Correlation Between KNOT Offshore and Chemours
Can any of the company-specific risk be diversified away by investing in both KNOT Offshore and Chemours at the same time? Although using a correlation coefficient on its own may not help to predict future stock returns, this module helps to understand the diversifiable risk of combining KNOT Offshore and Chemours into the same portfolio, which is an essential part of the fundamental portfolio management process.
By analyzing existing cross correlation between KNOT Offshore Partners and Chemours Co, you can compare the effects of market volatilities on KNOT Offshore and Chemours and check how they will diversify away market risk if combined in the same portfolio for a given time horizon. You can also utilize pair trading strategies of matching a long position in KNOT Offshore with a short position of Chemours. Check out your portfolio center. Please also check ongoing floating volatility patterns of KNOT Offshore and Chemours.
Diversification Opportunities for KNOT Offshore and Chemours
-0.49 | Correlation Coefficient |
Very good diversification
The 3 months correlation between KNOT and Chemours is -0.49. Overlapping area represents the amount of risk that can be diversified away by holding KNOT Offshore Partners and Chemours Co in the same portfolio, assuming nothing else is changed. The correlation between historical prices or returns on Chemours and KNOT Offshore is a relative statistical measure of the degree to which these equity instruments tend to move together. The correlation coefficient measures the extent to which returns on KNOT Offshore Partners are associated (or correlated) with Chemours. Values of the correlation coefficient range from -1 to +1, where. The correlation of zero (0) is possible when the price movement of Chemours has no effect on the direction of KNOT Offshore i.e., KNOT Offshore and Chemours go up and down completely randomly.
Pair Corralation between KNOT Offshore and Chemours
Given the investment horizon of 90 days KNOT Offshore Partners is expected to under-perform the Chemours. But the stock apears to be less risky and, when comparing its historical volatility, KNOT Offshore Partners is 2.2 times less risky than Chemours. The stock trades about -0.16 of its potential returns per unit of risk. The Chemours Co is currently generating about 0.04 of returns per unit of risk over similar time horizon. If you would invest 1,824 in Chemours Co on September 17, 2024 and sell it today you would earn a total of 80.00 from holding Chemours Co or generate 4.39% return on investment over 90 days.
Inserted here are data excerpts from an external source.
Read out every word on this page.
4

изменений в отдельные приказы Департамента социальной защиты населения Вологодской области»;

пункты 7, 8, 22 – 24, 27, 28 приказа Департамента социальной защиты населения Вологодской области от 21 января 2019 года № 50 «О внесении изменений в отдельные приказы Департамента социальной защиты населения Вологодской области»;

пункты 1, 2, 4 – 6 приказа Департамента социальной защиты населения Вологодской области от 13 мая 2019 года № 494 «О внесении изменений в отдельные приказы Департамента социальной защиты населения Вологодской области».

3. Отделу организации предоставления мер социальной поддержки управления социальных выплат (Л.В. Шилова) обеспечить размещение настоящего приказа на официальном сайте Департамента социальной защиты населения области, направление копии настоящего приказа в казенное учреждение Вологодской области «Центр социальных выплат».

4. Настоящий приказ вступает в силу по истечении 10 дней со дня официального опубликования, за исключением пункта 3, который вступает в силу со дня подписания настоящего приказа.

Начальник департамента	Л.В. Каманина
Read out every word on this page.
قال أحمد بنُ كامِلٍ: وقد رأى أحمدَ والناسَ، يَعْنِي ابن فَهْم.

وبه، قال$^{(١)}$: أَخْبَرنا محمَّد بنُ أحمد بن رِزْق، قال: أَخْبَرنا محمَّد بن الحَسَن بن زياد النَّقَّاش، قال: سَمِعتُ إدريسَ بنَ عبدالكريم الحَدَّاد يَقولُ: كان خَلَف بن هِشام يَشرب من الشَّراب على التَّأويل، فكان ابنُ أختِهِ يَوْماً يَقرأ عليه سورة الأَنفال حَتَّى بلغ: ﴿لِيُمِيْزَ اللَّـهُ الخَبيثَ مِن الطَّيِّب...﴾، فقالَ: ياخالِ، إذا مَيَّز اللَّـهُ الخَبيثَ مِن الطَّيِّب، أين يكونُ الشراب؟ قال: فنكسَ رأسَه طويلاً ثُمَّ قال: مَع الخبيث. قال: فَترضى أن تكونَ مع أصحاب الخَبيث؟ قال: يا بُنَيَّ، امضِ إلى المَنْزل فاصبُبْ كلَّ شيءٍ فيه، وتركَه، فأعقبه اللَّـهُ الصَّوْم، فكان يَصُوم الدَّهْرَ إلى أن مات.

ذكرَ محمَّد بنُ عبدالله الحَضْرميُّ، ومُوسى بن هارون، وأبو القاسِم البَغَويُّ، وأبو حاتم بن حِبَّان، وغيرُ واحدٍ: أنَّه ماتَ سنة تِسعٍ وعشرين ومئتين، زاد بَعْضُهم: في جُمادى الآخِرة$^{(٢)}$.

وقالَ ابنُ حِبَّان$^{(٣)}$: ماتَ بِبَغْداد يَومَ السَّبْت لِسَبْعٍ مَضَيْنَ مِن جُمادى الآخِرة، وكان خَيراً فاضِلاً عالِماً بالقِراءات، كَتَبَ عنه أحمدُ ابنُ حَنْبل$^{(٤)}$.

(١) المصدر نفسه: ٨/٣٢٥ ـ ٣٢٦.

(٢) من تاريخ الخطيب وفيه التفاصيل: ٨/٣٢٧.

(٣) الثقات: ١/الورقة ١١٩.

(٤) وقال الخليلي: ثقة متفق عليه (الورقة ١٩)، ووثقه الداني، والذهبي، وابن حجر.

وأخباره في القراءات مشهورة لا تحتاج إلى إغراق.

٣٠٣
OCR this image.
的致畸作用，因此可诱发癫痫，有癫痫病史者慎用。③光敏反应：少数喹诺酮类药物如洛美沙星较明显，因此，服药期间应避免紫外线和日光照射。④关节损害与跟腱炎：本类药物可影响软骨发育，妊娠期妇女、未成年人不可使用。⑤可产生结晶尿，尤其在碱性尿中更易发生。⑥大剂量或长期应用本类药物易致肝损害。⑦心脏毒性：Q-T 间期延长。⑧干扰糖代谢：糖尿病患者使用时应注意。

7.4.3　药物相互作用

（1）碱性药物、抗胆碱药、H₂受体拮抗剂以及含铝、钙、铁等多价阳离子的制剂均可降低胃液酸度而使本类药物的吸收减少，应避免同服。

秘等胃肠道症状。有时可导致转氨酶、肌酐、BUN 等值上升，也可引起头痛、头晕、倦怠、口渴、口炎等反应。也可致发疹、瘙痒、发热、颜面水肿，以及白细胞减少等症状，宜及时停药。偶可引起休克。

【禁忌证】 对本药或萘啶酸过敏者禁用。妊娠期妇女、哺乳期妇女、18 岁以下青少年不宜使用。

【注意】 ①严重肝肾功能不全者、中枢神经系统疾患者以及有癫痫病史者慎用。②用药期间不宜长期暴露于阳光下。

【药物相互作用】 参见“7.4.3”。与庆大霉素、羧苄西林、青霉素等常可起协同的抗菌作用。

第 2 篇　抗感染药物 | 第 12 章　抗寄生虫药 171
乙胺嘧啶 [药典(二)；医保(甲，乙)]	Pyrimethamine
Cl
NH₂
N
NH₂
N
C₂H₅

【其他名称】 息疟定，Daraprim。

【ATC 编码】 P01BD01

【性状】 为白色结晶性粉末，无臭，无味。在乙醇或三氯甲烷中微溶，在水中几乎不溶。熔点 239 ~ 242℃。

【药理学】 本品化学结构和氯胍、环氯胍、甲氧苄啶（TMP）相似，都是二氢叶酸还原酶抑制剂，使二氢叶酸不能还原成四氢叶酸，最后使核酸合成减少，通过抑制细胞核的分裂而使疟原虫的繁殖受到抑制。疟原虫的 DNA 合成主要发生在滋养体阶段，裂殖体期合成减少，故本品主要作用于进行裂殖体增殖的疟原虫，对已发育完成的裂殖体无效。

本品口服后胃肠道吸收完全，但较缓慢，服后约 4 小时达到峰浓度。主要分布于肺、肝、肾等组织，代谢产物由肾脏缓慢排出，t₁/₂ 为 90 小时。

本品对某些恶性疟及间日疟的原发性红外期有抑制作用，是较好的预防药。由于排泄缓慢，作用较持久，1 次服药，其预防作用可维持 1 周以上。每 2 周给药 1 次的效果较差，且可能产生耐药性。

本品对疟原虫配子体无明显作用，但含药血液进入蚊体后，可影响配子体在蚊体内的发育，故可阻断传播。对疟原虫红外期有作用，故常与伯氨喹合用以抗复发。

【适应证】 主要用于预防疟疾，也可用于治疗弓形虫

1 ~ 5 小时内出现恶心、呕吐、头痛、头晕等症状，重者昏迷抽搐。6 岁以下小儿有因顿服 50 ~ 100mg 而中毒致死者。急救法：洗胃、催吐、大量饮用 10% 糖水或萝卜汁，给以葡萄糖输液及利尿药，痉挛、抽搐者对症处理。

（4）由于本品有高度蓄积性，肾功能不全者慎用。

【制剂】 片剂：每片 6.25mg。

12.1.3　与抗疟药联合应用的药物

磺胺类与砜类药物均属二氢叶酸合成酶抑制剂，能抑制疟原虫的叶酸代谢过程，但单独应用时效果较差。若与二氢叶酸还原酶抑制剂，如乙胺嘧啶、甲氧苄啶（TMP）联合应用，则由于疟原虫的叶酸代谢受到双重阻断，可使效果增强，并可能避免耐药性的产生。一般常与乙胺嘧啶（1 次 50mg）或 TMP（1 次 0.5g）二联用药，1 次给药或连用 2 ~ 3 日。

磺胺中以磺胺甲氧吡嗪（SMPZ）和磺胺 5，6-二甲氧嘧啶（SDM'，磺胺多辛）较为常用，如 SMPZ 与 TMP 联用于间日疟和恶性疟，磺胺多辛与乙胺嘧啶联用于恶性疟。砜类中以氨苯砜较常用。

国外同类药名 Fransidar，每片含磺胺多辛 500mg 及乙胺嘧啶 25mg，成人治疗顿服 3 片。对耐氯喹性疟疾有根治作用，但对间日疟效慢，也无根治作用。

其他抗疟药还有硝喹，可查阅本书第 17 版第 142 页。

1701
Time Period | 3 Months [change] |
Direction | Moves Against |
Strength | Very Weak |
Accuracy | 100.0% |
Values | Daily Returns |
KNOT Offshore Partners vs. Chemours Co
Performance |
Timeline |
KNOT Offshore Partners |
Chemours |
KNOT Offshore and Chemours Volatility Contrast
Predicted Return Density |
Returns |
Pair Trading with KNOT Offshore and Chemours
The main advantage of trading using opposite KNOT Offshore and Chemours positions is that it hedges away some unsystematic risk. Because of two separate transactions, even if KNOT Offshore position performs unexpectedly, Chemours can make up some of the losses. Pair trading also minimizes risk from directional movements in the market. For example, if an entire industry or sector drops because of unexpected headlines, the short position in Chemours will offset losses from the drop in Chemours' long position.KNOT Offshore vs. USA Compression Partners | KNOT Offshore vs. Dynagas LNG Partners | KNOT Offshore vs. Crossamerica Partners LP | KNOT Offshore vs. Delek Logistics Partners |
Chemours vs. Olin Corporation | Chemours vs. Cabot | Chemours vs. Kronos Worldwide | Chemours vs. LyondellBasell Industries NV |
Check out your portfolio center.Note that this page's information should be used as a complementary analysis to find the right mix of equity instruments to add to your existing portfolios or create a brand new portfolio. You can also try the Equity Analysis module to research over 250,000 global equities including funds, stocks and ETFs to find investment opportunities.